This is Brendan Jordan. He's 11 years old and he racked up almost £1083 ($1744) on Xbox Live. And now, his 37-year-old mum, Dawn, is working two jobs just to make ends meet.
"When I put my card details in 18 months ago I thought it was just for his membership to play online with his friends," Dawn tells UK tabloid The Daily Mail. "A thousand pounds isn't that much to people like Bill Gates, but for a single mum it is a lot of money that I don't have."
Dawn claims that she's now working two jobs in order to pay off the debt her son racked up, and both the bank and Microsoft are blaming each other. "It has taken me ages to permanently get rid of my card details from the website," she says. "It was only when I made a complaint that they took all my details off."
That might be so and this might be The Daily Mail (yeah, I know), but shouldn't Dawn have gotten monthly statements from her bank or credit card company? And, you know, shouldn't she have looked at them?
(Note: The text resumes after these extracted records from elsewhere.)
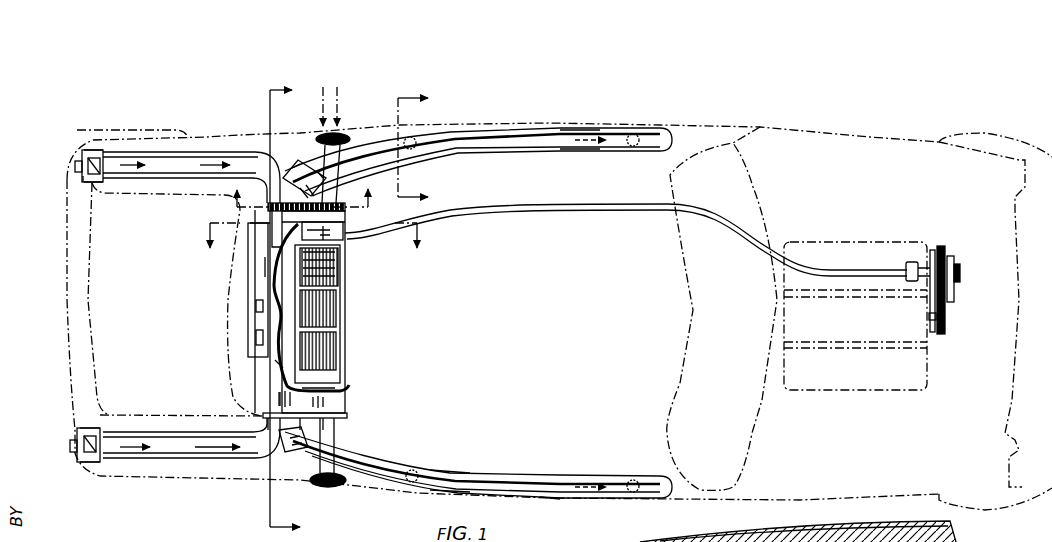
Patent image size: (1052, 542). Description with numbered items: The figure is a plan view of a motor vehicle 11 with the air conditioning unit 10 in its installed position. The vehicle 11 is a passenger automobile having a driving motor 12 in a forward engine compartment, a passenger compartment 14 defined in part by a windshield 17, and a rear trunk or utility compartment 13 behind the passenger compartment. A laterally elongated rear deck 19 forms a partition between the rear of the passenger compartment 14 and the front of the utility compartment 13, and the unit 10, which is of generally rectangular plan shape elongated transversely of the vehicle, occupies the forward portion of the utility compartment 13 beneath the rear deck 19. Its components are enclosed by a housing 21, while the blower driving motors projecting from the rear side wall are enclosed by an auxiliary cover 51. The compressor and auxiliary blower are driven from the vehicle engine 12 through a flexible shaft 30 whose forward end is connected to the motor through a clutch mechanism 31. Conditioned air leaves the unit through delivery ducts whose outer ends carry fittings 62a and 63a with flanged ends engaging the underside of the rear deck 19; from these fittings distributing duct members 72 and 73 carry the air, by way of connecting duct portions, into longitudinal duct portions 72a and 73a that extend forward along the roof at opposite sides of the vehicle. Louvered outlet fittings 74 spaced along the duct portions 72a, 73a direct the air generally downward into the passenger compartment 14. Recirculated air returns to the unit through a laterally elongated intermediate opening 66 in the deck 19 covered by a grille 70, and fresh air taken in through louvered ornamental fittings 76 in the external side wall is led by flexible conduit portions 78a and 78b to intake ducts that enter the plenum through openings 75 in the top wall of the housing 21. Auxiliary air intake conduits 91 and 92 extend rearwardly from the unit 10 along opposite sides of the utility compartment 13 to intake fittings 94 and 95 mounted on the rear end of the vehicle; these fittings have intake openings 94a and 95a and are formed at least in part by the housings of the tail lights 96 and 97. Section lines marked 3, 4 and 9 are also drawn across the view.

The section line 3- 3 is at (293, 309).
The section line 4- 4 is at (309, 246).
The section line 9- 9 is at (302, 196).
The air conditioning unit 10 is at (333, 400).
The motor vehicle 11 is at (763, 124).
The driving motor 12 is at (852, 385).
The utility compartment 13 is at (100, 322).
The passenger compartment 14 is at (552, 500).
The windshield 17 is at (765, 447).
The rear deck 19 is at (283, 368).
The housing 21 is at (258, 410).
The flexible shaft 30 is at (578, 195).
The clutch mechanism 31 is at (948, 256).
The auxiliary cover 51 is at (254, 334).
The fitting 62a is at (372, 160).
The fitting 63a is at (278, 427).
The intermediate opening 66 is at (338, 317).
The grille 70 is at (340, 340).
The distributing duct member 72 is at (498, 140).
The longitudinal duct portion 72a is at (558, 140).
The distributing duct member 73 is at (536, 480).
The longitudinal duct portion 73a is at (437, 474).
The louvered outlet fitting 74 is at (637, 131).
The openings 75 is at (332, 253).
The louvered ornamental fitting 76 is at (341, 131).
The flexible conduit portion 78a is at (340, 437).
The flexible conduit portion 78b is at (350, 196).
The auxiliary air intake conduit 91 is at (192, 462).
The auxiliary air intake conduit 92 is at (190, 160).
The intake fitting 94 is at (85, 464).
The intake opening 94a is at (80, 426).
The intake fitting 95 is at (95, 152).
The intake opening 95a is at (83, 180).
The tail light 96 is at (74, 458).
The tail light 97 is at (82, 170).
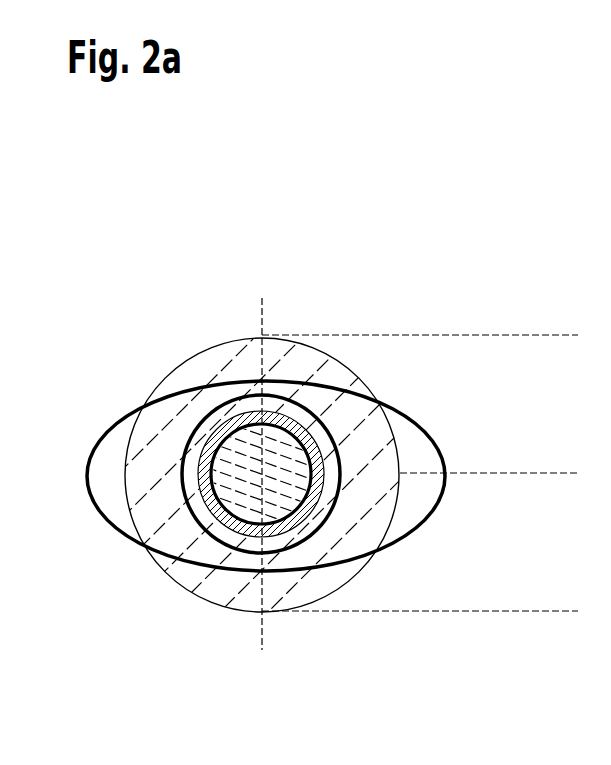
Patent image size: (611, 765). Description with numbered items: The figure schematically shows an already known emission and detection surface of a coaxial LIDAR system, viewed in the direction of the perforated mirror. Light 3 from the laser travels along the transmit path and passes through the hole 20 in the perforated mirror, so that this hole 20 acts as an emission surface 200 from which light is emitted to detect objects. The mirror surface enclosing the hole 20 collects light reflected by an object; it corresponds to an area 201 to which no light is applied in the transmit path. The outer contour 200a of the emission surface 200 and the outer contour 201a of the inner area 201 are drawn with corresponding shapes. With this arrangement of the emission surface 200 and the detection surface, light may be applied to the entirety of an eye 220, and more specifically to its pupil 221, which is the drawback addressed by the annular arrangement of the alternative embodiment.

The light 3 is at (320, 470).
The hole 20 is at (190, 496).
The emission surface 200 is at (272, 528).
The outer contour of emission surface 200a is at (195, 522).
The area 201 is at (228, 366).
The outer contour of inner area 201a is at (237, 605).
The eye 220 is at (405, 415).
The pupil 221 is at (273, 450).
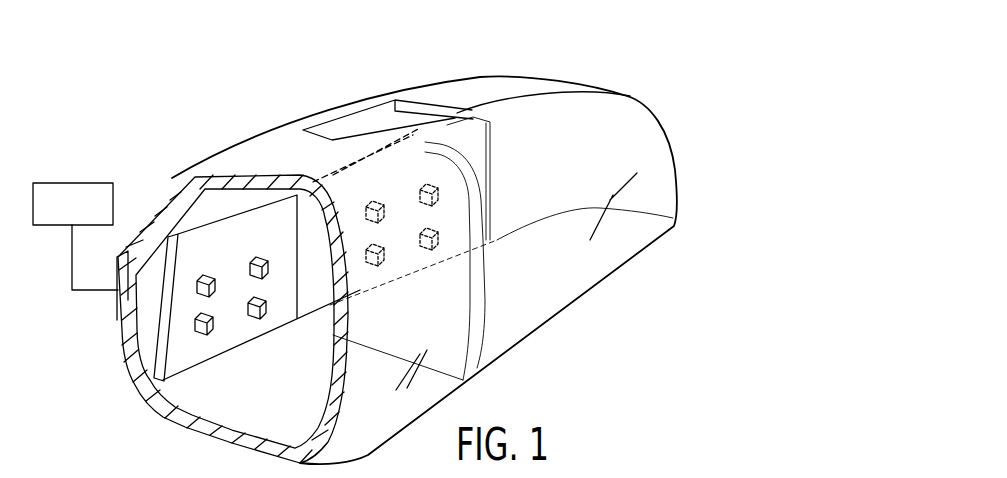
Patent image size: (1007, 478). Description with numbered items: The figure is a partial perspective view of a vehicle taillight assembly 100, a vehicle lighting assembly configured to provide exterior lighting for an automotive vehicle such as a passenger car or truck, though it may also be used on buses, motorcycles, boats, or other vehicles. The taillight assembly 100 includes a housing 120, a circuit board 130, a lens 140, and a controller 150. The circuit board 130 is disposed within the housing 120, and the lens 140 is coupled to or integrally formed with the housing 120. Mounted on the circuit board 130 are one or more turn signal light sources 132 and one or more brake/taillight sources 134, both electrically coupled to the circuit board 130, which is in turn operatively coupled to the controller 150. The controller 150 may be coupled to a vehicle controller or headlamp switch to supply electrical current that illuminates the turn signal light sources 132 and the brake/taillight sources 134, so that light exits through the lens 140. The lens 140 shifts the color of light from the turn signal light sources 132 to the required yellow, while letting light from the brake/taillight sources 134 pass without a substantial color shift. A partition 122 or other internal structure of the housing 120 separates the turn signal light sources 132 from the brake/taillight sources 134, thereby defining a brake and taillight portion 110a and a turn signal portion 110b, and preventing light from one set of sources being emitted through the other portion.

The vehicle taillight assembly 100 is at (594, 46).
The brake and taillight portion 110a is at (586, 259).
The turn signal portion 110b is at (459, 331).
The housing 120 is at (263, 143).
The partition 122 is at (303, 235).
The circuit board 130 is at (178, 358).
The turn signal light sources 132 is at (216, 291).
The brake/taillight sources 134 is at (400, 203).
The lens 140 is at (613, 117).
The controller 150 is at (58, 215).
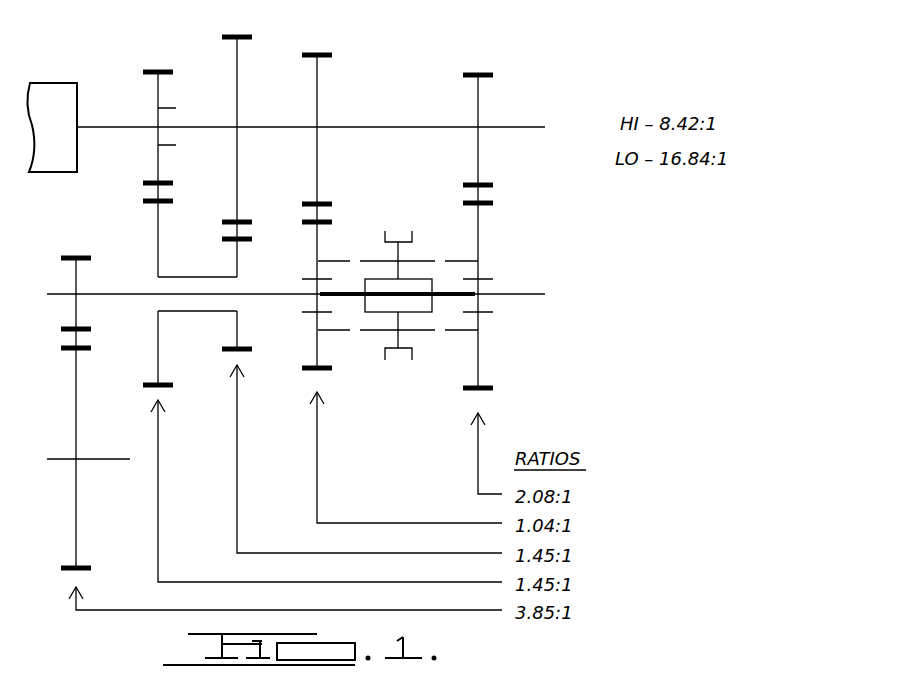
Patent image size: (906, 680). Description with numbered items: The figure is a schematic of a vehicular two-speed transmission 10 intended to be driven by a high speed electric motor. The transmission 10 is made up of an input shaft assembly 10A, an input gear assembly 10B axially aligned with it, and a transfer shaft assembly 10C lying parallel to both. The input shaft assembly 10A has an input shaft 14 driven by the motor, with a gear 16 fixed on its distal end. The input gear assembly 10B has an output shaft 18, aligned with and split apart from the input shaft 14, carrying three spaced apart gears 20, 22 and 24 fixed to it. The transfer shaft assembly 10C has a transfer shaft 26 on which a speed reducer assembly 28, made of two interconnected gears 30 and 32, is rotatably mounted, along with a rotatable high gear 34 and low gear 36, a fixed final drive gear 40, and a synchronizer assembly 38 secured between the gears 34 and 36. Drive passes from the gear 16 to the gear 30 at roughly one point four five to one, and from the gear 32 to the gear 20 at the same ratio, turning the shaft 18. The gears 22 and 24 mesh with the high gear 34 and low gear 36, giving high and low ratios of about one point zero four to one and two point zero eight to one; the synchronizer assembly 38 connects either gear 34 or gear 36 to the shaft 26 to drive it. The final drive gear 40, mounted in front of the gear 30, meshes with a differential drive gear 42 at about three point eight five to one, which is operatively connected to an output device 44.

The two-speed transmission 10 is at (298, 314).
The input shaft assembly 10A is at (121, 154).
The input gear assembly 10B is at (265, 203).
The transfer shaft assembly 10C is at (79, 376).
The input shaft 14 is at (116, 130).
The gear 16 is at (160, 70).
The output shaft 18 is at (270, 127).
The gear 20 is at (245, 37).
The gear 22 is at (332, 55).
The gear 24 is at (482, 75).
The transfer shaft 26 is at (265, 294).
The speed reducer assembly 28 is at (185, 276).
The gear 30 is at (143, 201).
The gear 32 is at (253, 222).
The high gear 34 is at (332, 222).
The low gear 36 is at (493, 203).
The synchronizer assembly 38 is at (419, 245).
The final drive gear 40 is at (77, 258).
The differential drive gear 42 is at (91, 346).
The output device 44 is at (98, 465).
And shouldn't she have gone, Hey Brendan, what are you buying?
"Brendan is 11 and knows his times tables but it was only when I explained to him that he realised how much money he had spent," Dawn says. When she showed him how much he spent, Brendan unplugged the Xbox 360 and apparently said he didn't want the console anymore and started crying. She hasn't punished her son, because she says he feels bad and won't do it again.
"It is ridiculous to allow someone of his age to make payments without any checks being done," she says. "When he is in gaming mode he can't be thinking about the money. You can't put all that responsibility on a young boy."
"It is impossible to monitor everything your children do," she adds. "These companies should take some responsibility. They take advantage of vulnerable people.'
That's why there are parental controls on Xbox Live, Microsoft points out, adding that complaints of this nature are "extremely rare."